A sus 76 años y medio, a mediados de noviembre de 2020 y durante dos meses, este profesional y docente universitario se vio subido a un tobogán de experiencias límites debidas al contagio de coronavirus. Sobrevivió para contarlas y las plasmó en el libro “Mi vivencia con el Covid-19″, Ediciones Aurora, 2011.

Ante la fulguración de su testimonio, cualquier comentario resulta superfluo. Con ustedes el primer ataque frontal y arrasador del virus: “Tuve una sensación de descontrol total; de temperaturas cambiantes incontrolables, con la impresión de casi arder por dentro y exhalar humo; de perder el sentido del tiempo y no saber si lo que estaba viviendo duraba segundos, minutos o días; … de incapacidad de controlar el ritmo y el contenido de las ideas y las emociones; de inminencia de la muerte”.

Superado este primer embate en la clínica, al día siguiente atacó el segundo: “Sentí y acepté que me alejaba de esta orilla y empezaba a asomarme a la otra. Empecé a ver algo así como una avenida inmensa, con una especie de borde superior semicircular y muy alto, todo el espacio de color azul oscuro al comienzo, más claro adelante y desembocaba en una inmensidad clara y luminosa. Nada sólido. Nada líquido… todo como unidades de energía flotante, semejantes pero no iguales a partículas de gas o pequeñísimos copos de nieve multicolor”.

Al otro día llegó el tercer asedio, demoledor, último y peor que los anteriores, cuando ya el paciente había impartido instrucciones a su esposa e hijos sobre cremación y disposición de sus cenizas, lo mismo que sobre el cuidado de sus dos nietos. “Fui perdiendo el control de las ideas y emociones, frágil y confundido volvía a sentirme como una pluma en el ojo de un huracán.
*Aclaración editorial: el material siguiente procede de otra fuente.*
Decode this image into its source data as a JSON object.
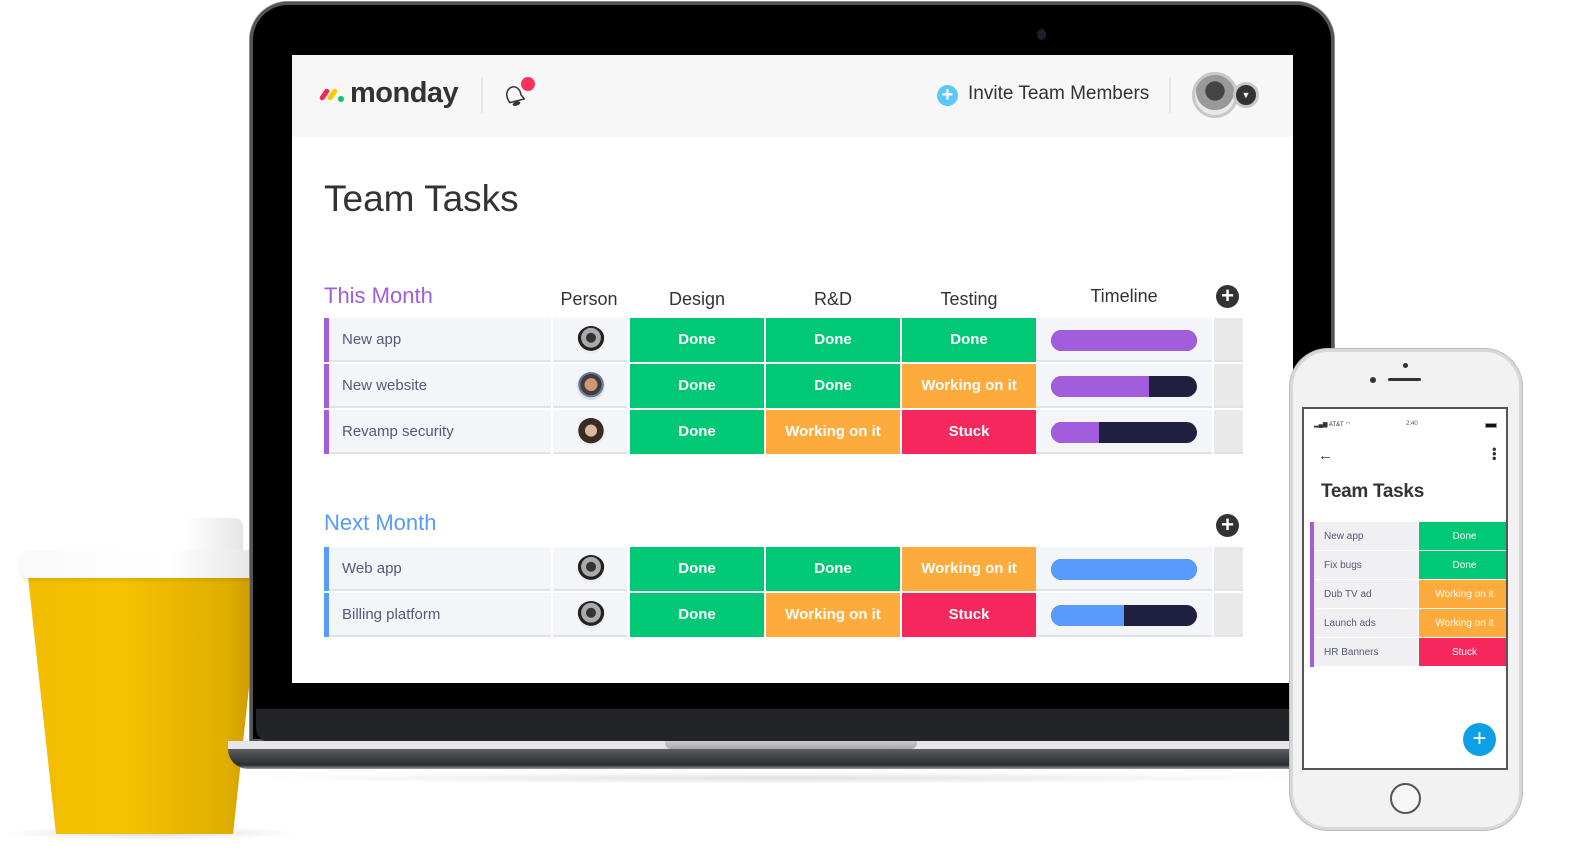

Viví que me iba a morir y, como ya había experimentado que había un aquí y un allá, lo acepté y me dije: “la vida sigue aquí y allá. Y me fui para allá”.

Saúl Franco sigue aquí, experimentando ahora lo que llama “la maravilla y la prioridad de la vida”. Su libro concluye con asombrosas consideraciones alrededor de su paso por aquella avenida inmensa –no túnel– que lo llevó a la seguridad de que “en el fondo mi principal conclusión ha sido que aquí lo único realmente trascendental es la vida”.